E’ Pescoluse la spiaggia del Salento premiata dalla classifica del National Geographic come la migliore location per le famiglie. La rivista statunitense elogia “l’acqua cristallina che lampeggia tra turchese e giada, la sabbia bianca e zuccherina” della marina pugliese che entra di diritto a far parte delle 12 spiagge più belle d’Italia.

vegetazione della macchia mediterranea
Gigli di mare
spiaggia di Pescoluse
Le acque cristalline di Pescoluse

Più famosa come “Le Maldive del Salento”, la spiaggia di Pescoluse, sullo Ionio a pochi km dal Capo di Leuca, è stata premiata come posto migliore per le famiglie.

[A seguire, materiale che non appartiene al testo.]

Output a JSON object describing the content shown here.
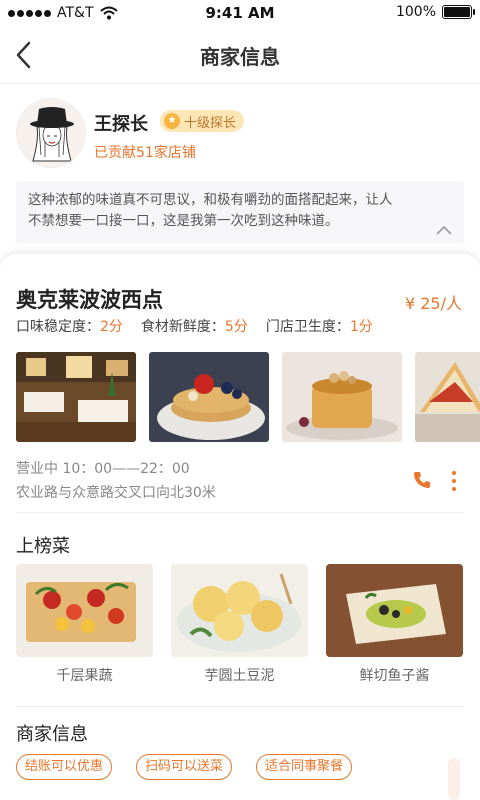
{
  "status_bar": {
    "carrier": "AT&T",
    "time": "9:41 AM",
    "battery": "100%",
    "battery_level": 1.0
  },
  "nav": {
    "title": "商家信息",
    "back_icon": "chevron-left-icon"
  },
  "profile": {
    "name": "王探长",
    "badge": "十级探长",
    "contribution": "已贡献51家店铺"
  },
  "review": {
    "line1": "这种浓郁的味道真不可思议，和极有嚼劲的面搭配起来，让人",
    "line2": "不禁想要一口接一口，这是我第一次吃到这种味道。"
  },
  "shop": {
    "name": "奥克莱波波西点",
    "price": "¥ 25/人",
    "ratings": [
      {
        "label": "口味稳定度：",
        "value": "2分"
      },
      {
        "label": "食材新鲜度：",
        "value": "5分"
      },
      {
        "label": "门店卫生度：",
        "value": "1分"
      }
    ],
    "hours": "营业中  10：00——22：00",
    "address": "农业路与众意路交叉口向北30米"
  },
  "dishes_section": {
    "title": "上榜菜",
    "items": [
      {
        "name": "千层果蔬"
      },
      {
        "name": "芋圆土豆泥"
      },
      {
        "name": "鲜切鱼子酱"
      }
    ]
  },
  "merchant_section": {
    "title": "商家信息",
    "tags": [
      "结账可以优惠",
      "扫码可以送菜",
      "适合同事聚餐"
    ]
  },
  "colors": {
    "accent": "#e8762c",
    "badge_bg": "#fde6b6"
  }
}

“Il lato est di questo dito di terra – scrive la giornalista del mensile, Julia Buckley  – è un ottovolante in stile amalfitano di corniche e strade costiere, mentre l’ovest ha un insieme di spiagge incredibili sul Mar Ionio super calmo. Pescoluse è probabilmente la più sbalorditiva e, con le sue acque che digradano dolcemente, è ottima anche per le famiglie”.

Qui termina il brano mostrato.